Es normal que el WinISD tire ese error, por que es bastante estricto con esos valores. Para solucionarlo, ingresá solo el Qts y el Qes ó el Qts y el Qms y dejá que el WinISD te calcule el otro. Si los parámetros estan bien medidos por el fabricante, el calculo que el WinISD te haga del parámetro que falta te debe dar muy cerca (del orden de las centésimas o milésimas) del que te dió el fabricante. Si dá muy diferente....o lo han medido mal o han usado la guitarra...

Tambié fijate cual es el valor del EBP que te dá el WinISD, que lo calcula cuando tenes que elegir que tipo de caja vas a construir...y respetá la sugerencia que te haga el WinISD...a menos que no te guste la respuesta en frecuencia que obtengas. He visto por ahí algunos que quieren hacer una caja bass-reflex a toda costa, aún cuando el EBP es menor que 50...lo que es una indicación directa de que hay que usar una caja sellada.

EDITO:
Estuve haciendo el diseño con los datos que diste del W8150 y....me parece que hay algo mal ahí. O está mal el Qts o está mal el Qes (por que el Qms *parece* normal). El Qes me dá 0.377 contra los 0.28 que vos pasaste y esa diferencia es muy grande! O bien..usando el Qes y el Qms, me sale un Qts de 0.274...muy inferior a los 0,35 que vos pusiste
Me sale un EBP de 100 y pico, con lo que la caja es BassReflex con un volumen de 18,5 litros (muuuuy pequeña), con una frecuencia de corte (f3) de 42 Hz pero un largo de 63 cm para el tubo de sintonía!...como quien dice...mas tubo que caja!
Fijate si has puesto bien los parámetros o hace una tabla y pegá la figura, por que puede ser que yo no entienda nada...

Saludos!


----------



## sergio rossi (Jun 9, 2009)

ok ezavalla, gracias por sacarme la duda, lo que hice fue mandarle un email a audifan con los valores que ellos me pasaron y los que me tira el winisd (que como vos bien dijeste es muy preciso, yo medi varios parametros t/s de parlantes varios y me los reconoce como validos o bien los corrige con un margen pequeño, ahora caigo en el porque) bueno apenas me contestan lo publico es este post. gracias nuevamente.


----------



## Dr.
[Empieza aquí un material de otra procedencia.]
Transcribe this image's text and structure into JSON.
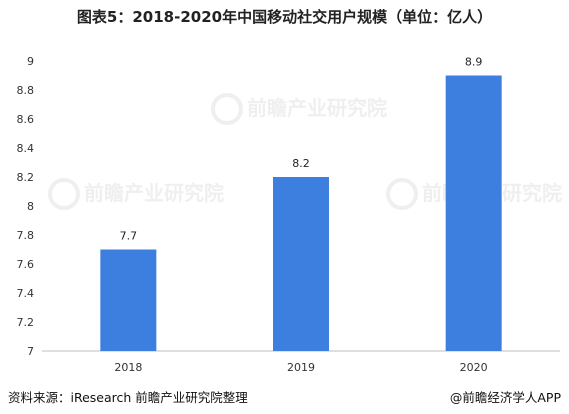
{
  "title": "图表5：2018-2020年中国移动社交用户规模（单位：亿人）",
  "footer": {
    "source": "资料来源：iResearch 前瞻产业研究院整理",
    "brand": "@前瞻经济学人APP"
  },
  "watermark": "前瞻产业研究院",
  "chart_data": {
    "type": "bar",
    "title": "图表5：2018-2020年中国移动社交用户规模（单位：亿人）",
    "categories": [
      "2018",
      "2019",
      "2020"
    ],
    "values": [
      7.7,
      8.2,
      8.9
    ],
    "data_labels": [
      "7.7",
      "8.2",
      "8.9"
    ],
    "yticks": [
      "7",
      "7.2",
      "7.4",
      "7.6",
      "7.8",
      "8",
      "8.2",
      "8.4",
      "8.6",
      "8.8",
      "9"
    ],
    "ylim": [
      7,
      9
    ],
    "xlabel": "",
    "ylabel": "",
    "grid": false,
    "bar_color": "#3d7fdf"
  }
}
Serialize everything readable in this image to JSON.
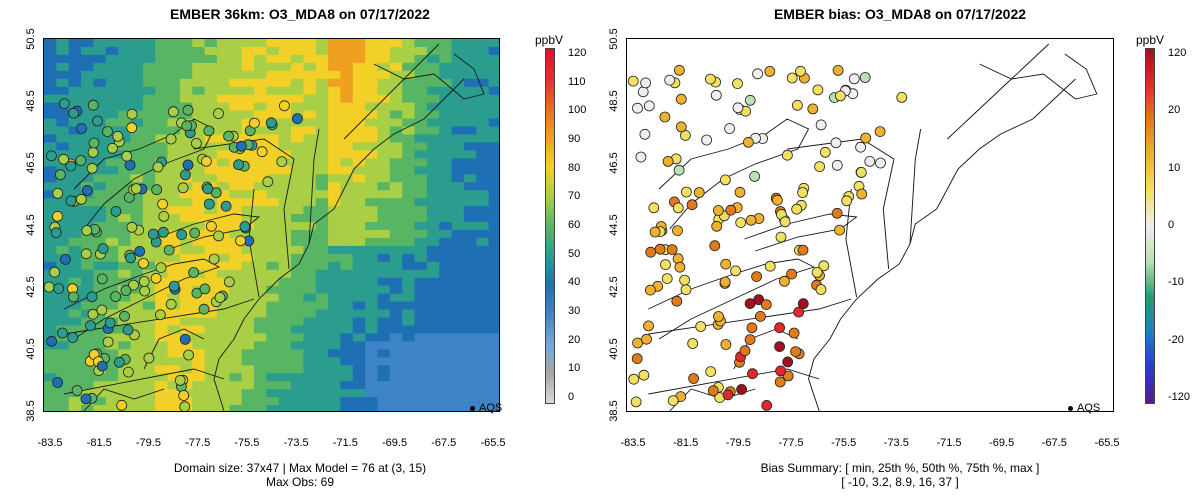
{
  "left": {
    "title": "EMBER 36km: O3_MDA8 on 07/17/2022",
    "yticks": [
      "38.5",
      "40.5",
      "42.5",
      "44.5",
      "46.5",
      "48.5",
      "50.5"
    ],
    "xticks": [
      "-83.5",
      "-81.5",
      "-79.5",
      "-77.5",
      "-75.5",
      "-73.5",
      "-71.5",
      "-69.5",
      "-67.5",
      "-65.5"
    ],
    "summary_line1": "Domain size: 37x47 | Max Model = 76 at (3, 15)",
    "summary_line2": "Max Obs: 69",
    "legend_label": "AQS",
    "colorbar": {
      "unit": "ppbV",
      "labels": [
        "120",
        "110",
        "100",
        "90",
        "80",
        "70",
        "60",
        "50",
        "40",
        "30",
        "20",
        "10",
        "0"
      ]
    }
  },
  "right": {
    "title": "EMBER bias: O3_MDA8 on 07/17/2022",
    "yticks": [
      "38.5",
      "40.5",
      "42.5",
      "44.5",
      "46.5",
      "48.5",
      "50.5"
    ],
    "xticks": [
      "-83.5",
      "-81.5",
      "-79.5",
      "-77.5",
      "-75.5",
      "-73.5",
      "-71.5",
      "-69.5",
      "-67.5",
      "-65.5"
    ],
    "summary_line1": "Bias Summary: [ min, 25th %, 50th %, 75th %, max ]",
    "summary_line2": "[ -10,  3.2,  8.9,  16,  37 ]",
    "legend_label": "AQS",
    "colorbar": {
      "unit": "ppbV",
      "labels": [
        "120",
        "20",
        "10",
        "0",
        "-10",
        "-20",
        "-120"
      ]
    }
  },
  "colors": {
    "ozone_scale": [
      "#d9d9d9",
      "#a6a6a6",
      "#6fa8dc",
      "#3d85c6",
      "#1f6fb4",
      "#2a9d8f",
      "#57b563",
      "#a8cf45",
      "#f2d028",
      "#f0a020",
      "#e86d1f",
      "#e23030",
      "#e0102a"
    ],
    "bias_scale": [
      "#5a1a8c",
      "#2a3ad0",
      "#1f7fc2",
      "#1f9e6e",
      "#b9e0b0",
      "#eeeeee",
      "#f2e060",
      "#f0b030",
      "#e07a1a",
      "#e02a2a",
      "#a01020"
    ],
    "boundary": "#1a1a1a"
  }
}
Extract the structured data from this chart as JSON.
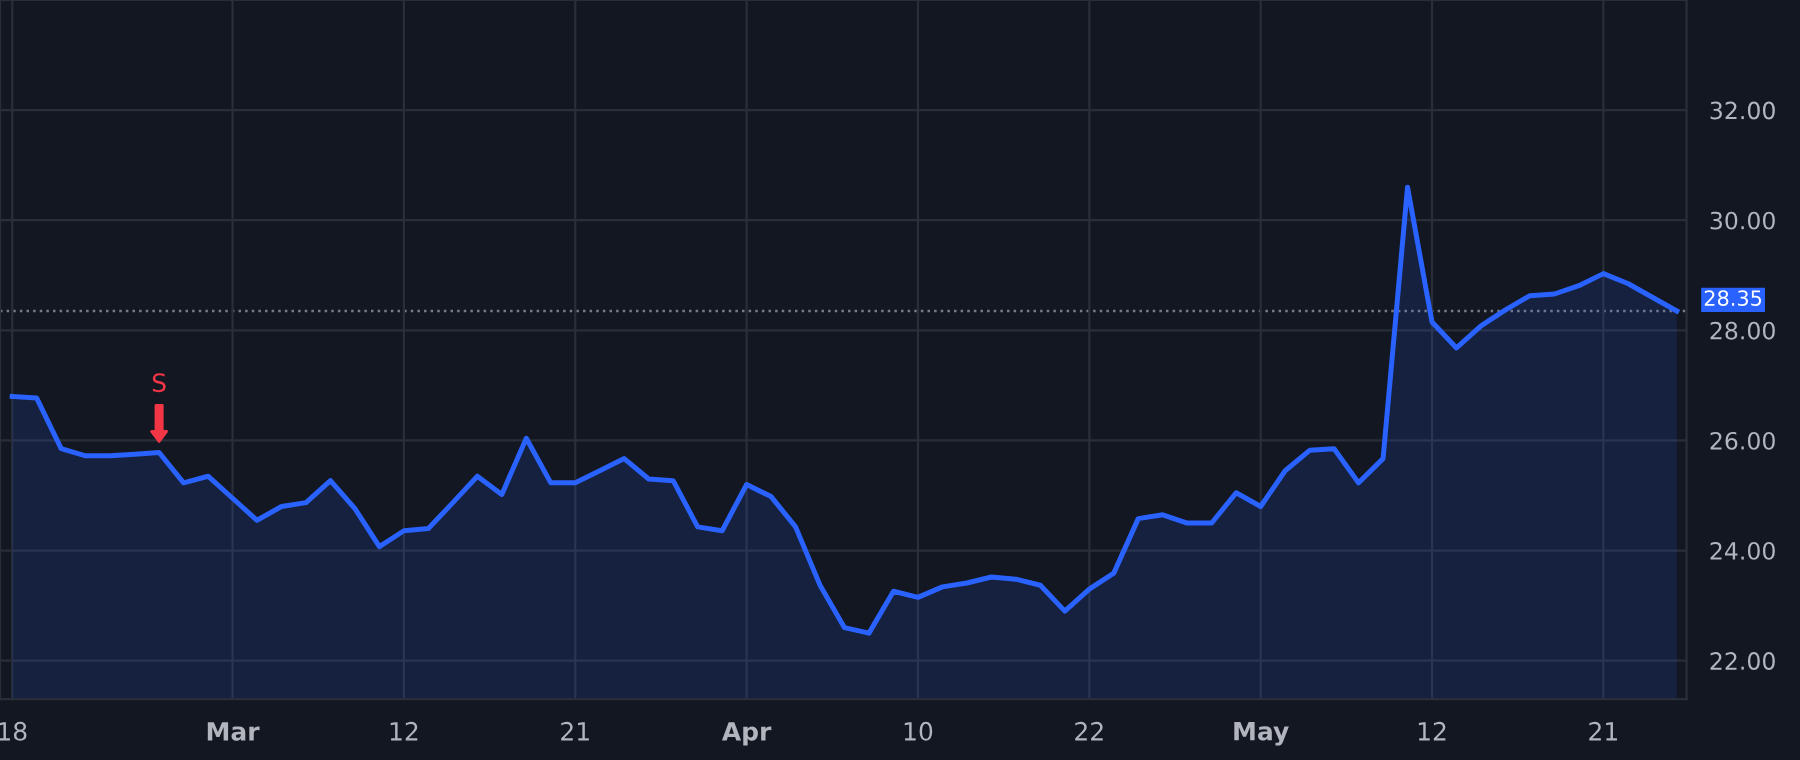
{
  "chart_data": {
    "type": "area",
    "categories": [
      "18",
      null,
      null,
      null,
      null,
      null,
      null,
      null,
      null,
      "Mar",
      null,
      null,
      null,
      null,
      null,
      null,
      "12",
      null,
      null,
      null,
      null,
      null,
      null,
      "21",
      null,
      null,
      null,
      null,
      null,
      null,
      "Apr",
      null,
      null,
      null,
      null,
      null,
      null,
      "10",
      null,
      null,
      null,
      null,
      null,
      null,
      "22",
      null,
      null,
      null,
      null,
      null,
      null,
      "May",
      null,
      null,
      null,
      null,
      null,
      null,
      "12",
      null,
      null,
      null,
      null,
      null,
      null,
      "21",
      null,
      null,
      null
    ],
    "series": [
      {
        "color": "#2962ff",
        "values": [
          26.8,
          26.77,
          25.85,
          25.72,
          25.72,
          25.75,
          25.78,
          25.23,
          25.35,
          24.95,
          24.55,
          24.8,
          24.87,
          25.27,
          24.76,
          24.07,
          24.36,
          24.4,
          24.87,
          25.35,
          25.02,
          26.04,
          25.23,
          25.23,
          25.45,
          25.67,
          25.3,
          25.27,
          24.43,
          24.36,
          25.2,
          24.98,
          24.43,
          23.37,
          22.6,
          22.5,
          23.26,
          23.15,
          23.34,
          23.41,
          23.52,
          23.48,
          23.37,
          22.9,
          23.3,
          23.59,
          24.58,
          24.65,
          24.5,
          24.5,
          25.05,
          24.8,
          25.45,
          25.82,
          25.85,
          25.23,
          25.67,
          30.6,
          28.15,
          27.68,
          28.08,
          28.37,
          28.63,
          28.66,
          28.81,
          29.03,
          28.85,
          28.6,
          28.35
        ]
      }
    ],
    "ylim": [
      21.3,
      34.0
    ],
    "yticks": [
      {
        "value": 22,
        "label": "22.00"
      },
      {
        "value": 24,
        "label": "24.00"
      },
      {
        "value": 26,
        "label": "26.00"
      },
      {
        "value": 28,
        "label": "28.00"
      },
      {
        "value": 30,
        "label": "30.00"
      },
      {
        "value": 32,
        "label": "32.00"
      }
    ],
    "grid": true,
    "ref_lines": [
      {
        "axis": "y",
        "value": 28.35,
        "label": "28.35",
        "color": "#787b86",
        "line_style": "dotted"
      }
    ],
    "annotations": [
      {
        "text": "S",
        "y": 25.78
      }
    ]
  }
}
Zoidberg (Jun 9, 2009)

OK. Seguimos en contacto.

Yo les he "comprado" (he pagado pero aún no me llegan) un par de RE625 (6" Rango extendido) que me hacen falta para la reingeniería de los baffles del living de mi casa, y también les he pedido los parámetros T/S, ya que los parlantes que voy a cambiar son completamente desconocidos...y diferentes.
Voy a probar si con estos enderezo esos baffles, pero necesito los parámetros para simularlos...espero que los tengan y sean coherentes...por que si nó...tendré que medirlos y me molesta hacer una tapa con un agujero de 6" para la caja con la que mido el Vas...

Saludos!


----------



## sergio rossi (Jun 9, 2009)

Los parametros te los van a pasar, de ahi a que esten bien ?, bueno espero tus comentarios respecto a lo que te envian.  yo estoy en la misma que vos resusite un equipo maranthz 2585 que anda un cañon. me encuentro en la disyuntiva de comprar o armar bafles (mas especificamente columnas) pero al ver los precios de los armados te juro que se me caen las lagrimas.  por eso consulte con respecto a estos parlantes dado que la fabrica la tengo a unas 20 cuadras de casa. pero por ahora como vos decis aunque yo no pague todavia siguo esperando para escuchar sus columnas o bien para saber si los parametros que cantan son reales. bueno un abrazo y estoy a la espera.


----------



## Dr. Zoidberg (Jun 9, 2009)

Es que estan pidiendo locuras por los baffles...casi segurísimo que te va a convenir mas hacerlos vos mismo....a menos que tengas la tutuca necesaria para comprar un par que sean buenos...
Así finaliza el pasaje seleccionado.